Recent animal work suggests that gamma-linolenic acid (GLA) and eicosapentaenoic acid (EPA) enhance calcium absorption, reduce excretion and increase calcium deposition in bone. A pilot study was set up to test the interactions between calcium and GLA + EPA in humans. Sixty-five women (mean age 79.5), taking a background diet low in calcium, were randomly assigned to GLA + EPA or coconut oil placebo capsules; in addition, all received 600 mg/day calcium as the carbonate. Markers of bone formation/degradation and bone mineral density (BMD) were measured at baseline, 6, 12 and 18 months. Twenty-one patients were continued on treatment for a second period of 18 months, after which BMD (36 months) was measured.

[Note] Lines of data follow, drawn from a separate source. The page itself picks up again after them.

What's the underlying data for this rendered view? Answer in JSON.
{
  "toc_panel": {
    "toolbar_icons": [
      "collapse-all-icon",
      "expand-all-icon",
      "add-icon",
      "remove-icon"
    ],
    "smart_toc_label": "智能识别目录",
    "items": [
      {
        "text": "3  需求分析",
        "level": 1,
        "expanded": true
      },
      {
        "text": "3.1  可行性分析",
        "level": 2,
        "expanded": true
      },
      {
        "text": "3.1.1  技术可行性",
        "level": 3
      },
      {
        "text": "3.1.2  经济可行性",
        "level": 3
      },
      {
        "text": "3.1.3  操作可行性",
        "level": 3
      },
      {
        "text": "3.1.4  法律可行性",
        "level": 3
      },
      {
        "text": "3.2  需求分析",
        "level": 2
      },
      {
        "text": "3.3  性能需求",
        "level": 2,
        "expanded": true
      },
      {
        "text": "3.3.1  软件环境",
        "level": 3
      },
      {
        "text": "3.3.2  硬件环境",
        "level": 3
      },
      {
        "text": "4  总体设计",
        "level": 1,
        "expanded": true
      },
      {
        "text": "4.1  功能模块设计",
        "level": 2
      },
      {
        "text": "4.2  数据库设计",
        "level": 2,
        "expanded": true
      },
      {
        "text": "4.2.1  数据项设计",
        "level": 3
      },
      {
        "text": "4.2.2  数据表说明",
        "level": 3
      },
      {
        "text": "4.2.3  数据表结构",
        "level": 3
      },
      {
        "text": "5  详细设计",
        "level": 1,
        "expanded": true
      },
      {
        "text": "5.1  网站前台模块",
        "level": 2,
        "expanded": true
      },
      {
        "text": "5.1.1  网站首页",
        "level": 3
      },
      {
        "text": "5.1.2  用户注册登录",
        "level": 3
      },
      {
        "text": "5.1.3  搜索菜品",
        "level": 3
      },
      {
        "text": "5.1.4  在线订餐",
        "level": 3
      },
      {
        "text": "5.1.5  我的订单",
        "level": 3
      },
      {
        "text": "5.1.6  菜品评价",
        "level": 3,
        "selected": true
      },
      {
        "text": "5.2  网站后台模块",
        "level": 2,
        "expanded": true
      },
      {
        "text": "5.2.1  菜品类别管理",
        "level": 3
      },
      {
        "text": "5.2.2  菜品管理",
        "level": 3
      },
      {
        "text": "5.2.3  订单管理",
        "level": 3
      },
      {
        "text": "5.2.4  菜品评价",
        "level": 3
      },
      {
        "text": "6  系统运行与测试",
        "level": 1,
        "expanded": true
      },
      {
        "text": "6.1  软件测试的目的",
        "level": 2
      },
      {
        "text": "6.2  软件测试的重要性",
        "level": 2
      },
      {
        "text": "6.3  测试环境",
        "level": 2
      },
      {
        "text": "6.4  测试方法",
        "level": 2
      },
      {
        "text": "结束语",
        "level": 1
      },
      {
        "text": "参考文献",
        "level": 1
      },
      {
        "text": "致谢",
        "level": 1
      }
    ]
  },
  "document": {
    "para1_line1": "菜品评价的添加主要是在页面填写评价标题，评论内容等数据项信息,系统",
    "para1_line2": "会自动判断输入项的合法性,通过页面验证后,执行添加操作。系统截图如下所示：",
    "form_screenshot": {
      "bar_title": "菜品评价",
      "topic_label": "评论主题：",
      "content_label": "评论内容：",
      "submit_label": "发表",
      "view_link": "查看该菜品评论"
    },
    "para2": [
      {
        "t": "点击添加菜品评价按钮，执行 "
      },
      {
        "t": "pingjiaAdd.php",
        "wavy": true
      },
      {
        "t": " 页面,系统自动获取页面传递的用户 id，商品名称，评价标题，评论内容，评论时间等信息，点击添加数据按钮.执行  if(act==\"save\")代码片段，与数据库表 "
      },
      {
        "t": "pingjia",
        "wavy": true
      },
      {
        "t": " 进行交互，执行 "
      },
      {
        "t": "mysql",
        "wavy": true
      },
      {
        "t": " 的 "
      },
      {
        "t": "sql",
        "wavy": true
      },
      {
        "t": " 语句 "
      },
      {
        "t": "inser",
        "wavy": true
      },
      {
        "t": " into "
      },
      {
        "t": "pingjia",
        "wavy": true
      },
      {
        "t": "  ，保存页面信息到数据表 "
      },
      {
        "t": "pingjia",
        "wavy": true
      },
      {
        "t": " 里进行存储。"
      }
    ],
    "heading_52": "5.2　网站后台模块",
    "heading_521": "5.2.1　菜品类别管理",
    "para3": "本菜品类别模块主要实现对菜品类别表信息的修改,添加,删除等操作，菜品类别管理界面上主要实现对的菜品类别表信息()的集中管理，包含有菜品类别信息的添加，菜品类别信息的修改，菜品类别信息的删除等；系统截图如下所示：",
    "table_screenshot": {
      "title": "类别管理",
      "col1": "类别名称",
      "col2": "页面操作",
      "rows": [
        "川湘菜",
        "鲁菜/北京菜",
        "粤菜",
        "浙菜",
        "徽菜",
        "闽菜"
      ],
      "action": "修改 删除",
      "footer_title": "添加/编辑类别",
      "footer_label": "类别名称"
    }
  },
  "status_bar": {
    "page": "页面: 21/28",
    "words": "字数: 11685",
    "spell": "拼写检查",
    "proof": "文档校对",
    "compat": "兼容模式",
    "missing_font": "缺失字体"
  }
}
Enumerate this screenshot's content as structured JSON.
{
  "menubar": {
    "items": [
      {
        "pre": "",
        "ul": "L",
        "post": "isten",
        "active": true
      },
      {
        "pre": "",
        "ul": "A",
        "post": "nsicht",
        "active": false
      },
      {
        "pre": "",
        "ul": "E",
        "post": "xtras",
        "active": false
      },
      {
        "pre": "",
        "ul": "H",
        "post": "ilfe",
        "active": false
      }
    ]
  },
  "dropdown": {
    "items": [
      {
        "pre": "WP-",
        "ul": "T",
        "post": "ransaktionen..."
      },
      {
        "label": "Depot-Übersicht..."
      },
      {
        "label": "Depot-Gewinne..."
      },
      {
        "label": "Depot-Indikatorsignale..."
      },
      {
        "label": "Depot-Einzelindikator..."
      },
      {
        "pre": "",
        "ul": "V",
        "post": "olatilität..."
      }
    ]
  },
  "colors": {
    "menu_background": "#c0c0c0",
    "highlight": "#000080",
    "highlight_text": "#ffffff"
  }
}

At 18 months, osteocalcin and deoxypyridinoline levels fell significantly in both groups, indicating a decrease in bone turnover, whereas bone specific alkaline phosphatase rose indicating beneficial effects of calcium given to all the patients. Lumbar and femoral BMD, in contrast, showed different effects in the two groups. Over the first 18 months, lumbar spine density remained the same in the treatment group, but decreased 3.2% in the placebo group. Femoral bone density increased 1.3% in the treatment group, but decreased 2.1% in the placebo group. During the second period of 18 months with all patients now on active treatment, lumbar spine density increased 3.1% in patients who remained on active treatment, and 2.3% in patients who switched from placebo to active treatment; femoral BMD in the latter group showed an increase of 4.7%. This pilot controlled study suggests that GLA and EPA have beneficial effects on bone in this group of elderly patients, and that they are safe to administer for prolonged periods of time.